Spatial autocorrelation and irregular sampling. The current sampling distribution is very poor, but can be improved by collecting more samples where they are lacking, by gridding the available locality data on a raster and applying statistical tools spatially, and by creating spatially distributed artificial floras from species range data as has been done by Traiser et al. (2005). Unfortunately, climate station data are seldom or never available from exactly the same places as floras are collected. Up to a point, this can be addressed by appropriate methods of interpolation, but errors introduced by microclimatic variation and patchy species distributions may continue to remain problematic.
Inherent time-averaging. This is not an issue if MAT is the only dependent variable, but MAT is a grossly time-averaged quantity that will be perceived differently if data on, e.g., mean monthly temperatures are compared across studies. It is easy to illustrate how dramatically plants have evolved to respond to the timing of temperature change: CAM plants open their stomata during the night when it is cool and transpiration is reduced. As soon as one calculates average daily temperatures—much less monthly or yearly means—from an hourly record, one loses the ability to explain an entire evolutionary strategy that allows thousands of species of plants to exist. This is an extreme example, but the more general point that different temporal scales will affect the significance of variables like temperature must be taken into consideration.
Other sources of noise (elevation, microclimate, disturbance, soil type, systematics, taphonomy, etc.). All of these variables are known to be of importance at particular spatial and temporal scales, and must be considered. Is the sample skewed by collection of more low-altitude floras than high-altitude? Do secondary-growth (recently cleared) forests respond differently than primary forests? In the absence of clear answers to these questions about systematic biases, calculation of a stochastic binomial sampling error becomes nearly irrelevant.
Uniformity through time. How far back in time can spatial patterns observed in the modern day be extrapolated? This is a broad question facing all methods of reconstructing ancient climates; a simple criterion that is often implicitly invoked is that a method must work increasingly well as it approaches the present; hence error must increase as we go back in time.

The error figures usually associated with estimates of mean annual temperature (MAT) from leaf morphology are usually one- or two-standard deviation analytic errors calculated by assuming only binomial sampling error or normally distributed stochastic variation in the explanatory variables and then propagating this error through a regression line. When the number of species increases much beyond a typical 30, these analytical errors are dramatically reduced, which has led to the appearance in the literature of, for instance, temperature estimates of plus or minus a few degrees (Burnham et al. 2001, Kowalski 2002, Kennedy et al. 2002). Even errors of under a degree have appeared, which as Miller et al. (in press) point out is incompatible with a rigorous error analysis of the relationship between P and MAT.

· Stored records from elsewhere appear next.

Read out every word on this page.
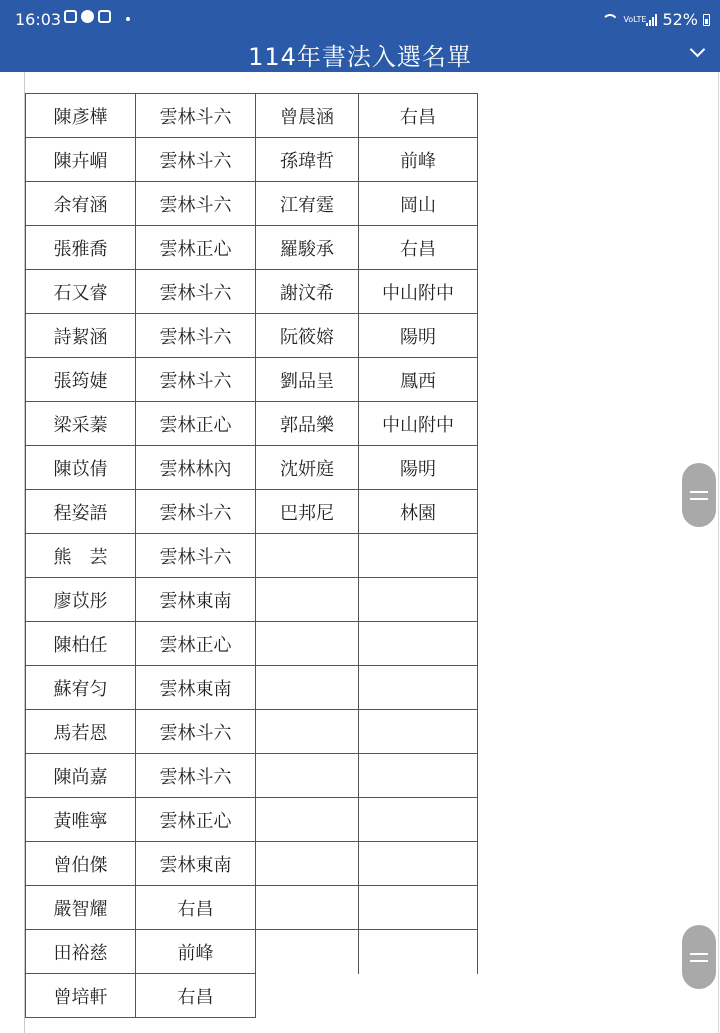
16:03	VoLTE 52%
114年書法入選名單
陳彥樺	雲林斗六	曾晨涵	右昌
陳卉嵋	雲林斗六	孫瑋哲	前峰
余宥涵	雲林斗六	江宥霆	岡山
張雅喬	雲林正心	羅駿承	右昌
石又睿	雲林斗六	謝汶希	中山附中
詩絜涵	雲林斗六	阮筱嫆	陽明
張筠婕	雲林斗六	劉品呈	鳳西
梁采蓁	雲林正心	郭品樂	中山附中
陳苡倩	雲林林內	沈妍庭	陽明
程姿語	雲林斗六	巴邦尼	林園
熊　芸	雲林斗六		
廖苡彤	雲林東南		
陳柏任	雲林正心		
蘇宥匀	雲林東南		
馬若恩	雲林斗六		
陳尚嘉	雲林斗六		
黃唯寧	雲林正心		
曾伯傑	雲林東南		
嚴智耀	右昌		
田裕慈	前峰		
曾培軒	右昌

Errors 4–6 may be ultimately unquantifiable and uncorrectable, but there is abundant evidence that the issue of spatial autocorrelation can be handled. Work by Thompson et al. (1999) provides graphical tools for plotting floras in ecological space and Traiser (2004) and Traiser et al. (2005) give spatially distributed leaf physiognomic data from synthetic floras for the whole continent of Europe. In concert with the sort of exploratory data analysis that is presented here, these techniques may make it possible, not only to improve estimates of terrestrial paleoclimates, but also to extract additional types of data about how environments and plant ecosystems have changed through time.